29th Mayor of Windsor
- In office 1983–1985
- Preceded by: Bert Weeks
- Succeeded by: David Burr

Personal details
- Born: Elizabeth Eva Kishkon January 7, 1931 Oshawa, Ontario, Canada
- Died: August 29, 2018 (aged 87) Windsor, Ontario, Canada

= Elizabeth Kishkon =

Canadian politician (1931–2018)

Elizabeth Eva Kishkon (January 7, 1931 – August 29, 2018) was a Canadian politician, who served as the 29th mayor of the city of Windsor, Ontario, from 1983 to 1985. She was the first woman ever elected to the mayoralty of Windsor, and as of 2024, is currently the only woman ever elected mayor.

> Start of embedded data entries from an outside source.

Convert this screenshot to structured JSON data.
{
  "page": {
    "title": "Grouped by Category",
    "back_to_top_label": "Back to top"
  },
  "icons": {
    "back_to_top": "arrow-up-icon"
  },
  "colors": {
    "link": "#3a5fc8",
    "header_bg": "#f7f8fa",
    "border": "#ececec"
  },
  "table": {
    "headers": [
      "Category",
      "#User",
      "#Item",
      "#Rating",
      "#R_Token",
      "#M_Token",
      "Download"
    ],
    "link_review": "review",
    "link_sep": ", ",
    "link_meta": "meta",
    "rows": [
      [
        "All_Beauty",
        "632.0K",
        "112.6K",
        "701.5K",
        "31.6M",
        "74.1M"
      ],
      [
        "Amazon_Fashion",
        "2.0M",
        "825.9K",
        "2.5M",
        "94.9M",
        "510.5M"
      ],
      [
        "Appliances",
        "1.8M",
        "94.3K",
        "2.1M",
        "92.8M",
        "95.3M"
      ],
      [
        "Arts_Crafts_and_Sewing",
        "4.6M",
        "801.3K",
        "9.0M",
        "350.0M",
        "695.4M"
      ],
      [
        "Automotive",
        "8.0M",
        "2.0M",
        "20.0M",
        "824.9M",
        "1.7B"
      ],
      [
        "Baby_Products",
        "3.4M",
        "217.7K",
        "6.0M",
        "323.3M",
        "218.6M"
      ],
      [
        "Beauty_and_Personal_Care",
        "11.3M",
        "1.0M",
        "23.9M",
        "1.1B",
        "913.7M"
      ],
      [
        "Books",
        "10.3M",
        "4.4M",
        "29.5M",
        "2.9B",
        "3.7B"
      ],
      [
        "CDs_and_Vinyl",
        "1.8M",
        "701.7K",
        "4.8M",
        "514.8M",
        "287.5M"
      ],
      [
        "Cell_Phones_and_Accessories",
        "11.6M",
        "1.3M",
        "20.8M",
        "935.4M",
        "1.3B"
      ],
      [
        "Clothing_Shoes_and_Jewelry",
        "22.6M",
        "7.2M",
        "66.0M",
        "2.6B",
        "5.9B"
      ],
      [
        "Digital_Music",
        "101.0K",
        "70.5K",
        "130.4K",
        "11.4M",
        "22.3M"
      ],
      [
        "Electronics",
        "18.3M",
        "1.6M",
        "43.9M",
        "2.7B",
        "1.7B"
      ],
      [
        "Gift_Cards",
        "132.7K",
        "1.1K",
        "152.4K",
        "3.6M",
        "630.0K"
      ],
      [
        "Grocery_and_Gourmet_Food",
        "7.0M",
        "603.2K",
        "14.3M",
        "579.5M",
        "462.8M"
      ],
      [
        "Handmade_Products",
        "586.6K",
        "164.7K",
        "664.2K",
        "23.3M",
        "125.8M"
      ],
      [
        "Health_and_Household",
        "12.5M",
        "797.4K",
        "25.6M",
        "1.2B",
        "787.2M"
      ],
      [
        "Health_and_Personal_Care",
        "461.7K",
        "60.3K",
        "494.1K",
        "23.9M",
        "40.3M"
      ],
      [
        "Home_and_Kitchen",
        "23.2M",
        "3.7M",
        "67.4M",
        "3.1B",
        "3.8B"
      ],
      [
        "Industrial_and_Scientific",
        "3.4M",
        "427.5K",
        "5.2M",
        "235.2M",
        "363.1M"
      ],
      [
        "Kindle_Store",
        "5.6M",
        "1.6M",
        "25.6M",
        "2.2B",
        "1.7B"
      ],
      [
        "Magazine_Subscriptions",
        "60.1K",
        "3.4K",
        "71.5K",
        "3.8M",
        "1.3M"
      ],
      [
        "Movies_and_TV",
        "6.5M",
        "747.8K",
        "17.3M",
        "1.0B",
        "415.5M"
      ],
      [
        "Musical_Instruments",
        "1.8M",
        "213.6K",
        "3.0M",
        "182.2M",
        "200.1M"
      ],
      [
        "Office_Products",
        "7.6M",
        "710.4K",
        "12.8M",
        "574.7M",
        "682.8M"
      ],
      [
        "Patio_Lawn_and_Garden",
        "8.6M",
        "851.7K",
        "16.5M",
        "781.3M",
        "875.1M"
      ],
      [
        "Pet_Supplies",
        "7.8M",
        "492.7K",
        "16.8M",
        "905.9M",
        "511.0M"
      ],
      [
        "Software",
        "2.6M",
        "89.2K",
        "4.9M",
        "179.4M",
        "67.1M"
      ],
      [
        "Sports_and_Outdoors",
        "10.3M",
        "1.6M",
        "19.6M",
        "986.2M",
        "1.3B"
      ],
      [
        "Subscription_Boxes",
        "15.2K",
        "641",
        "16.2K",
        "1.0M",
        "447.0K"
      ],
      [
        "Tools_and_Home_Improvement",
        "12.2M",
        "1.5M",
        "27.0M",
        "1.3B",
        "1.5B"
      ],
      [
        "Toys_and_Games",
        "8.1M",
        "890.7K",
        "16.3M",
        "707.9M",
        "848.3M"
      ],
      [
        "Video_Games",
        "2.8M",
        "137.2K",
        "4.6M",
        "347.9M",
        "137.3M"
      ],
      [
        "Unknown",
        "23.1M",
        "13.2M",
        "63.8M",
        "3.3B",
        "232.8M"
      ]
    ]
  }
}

Born in Oshawa, Ontario, Kishkon grew up in London, England. As mayor, she hosted a royal visit to Windsor by Queen Elizabeth and Prince Philip in 1984.

She was awarded an honorary LL.D. by the University of Windsor in 1986.

Federal New Democratic Party leader Ed Broadbent asked Kishkon to run as the NDP's candidate in Windsor West in the 1988 federal election. Kishkon refused, however, citing the fact that she did not want to run against Herb Gray.

She died in Windsor at the age of 87 in 2018.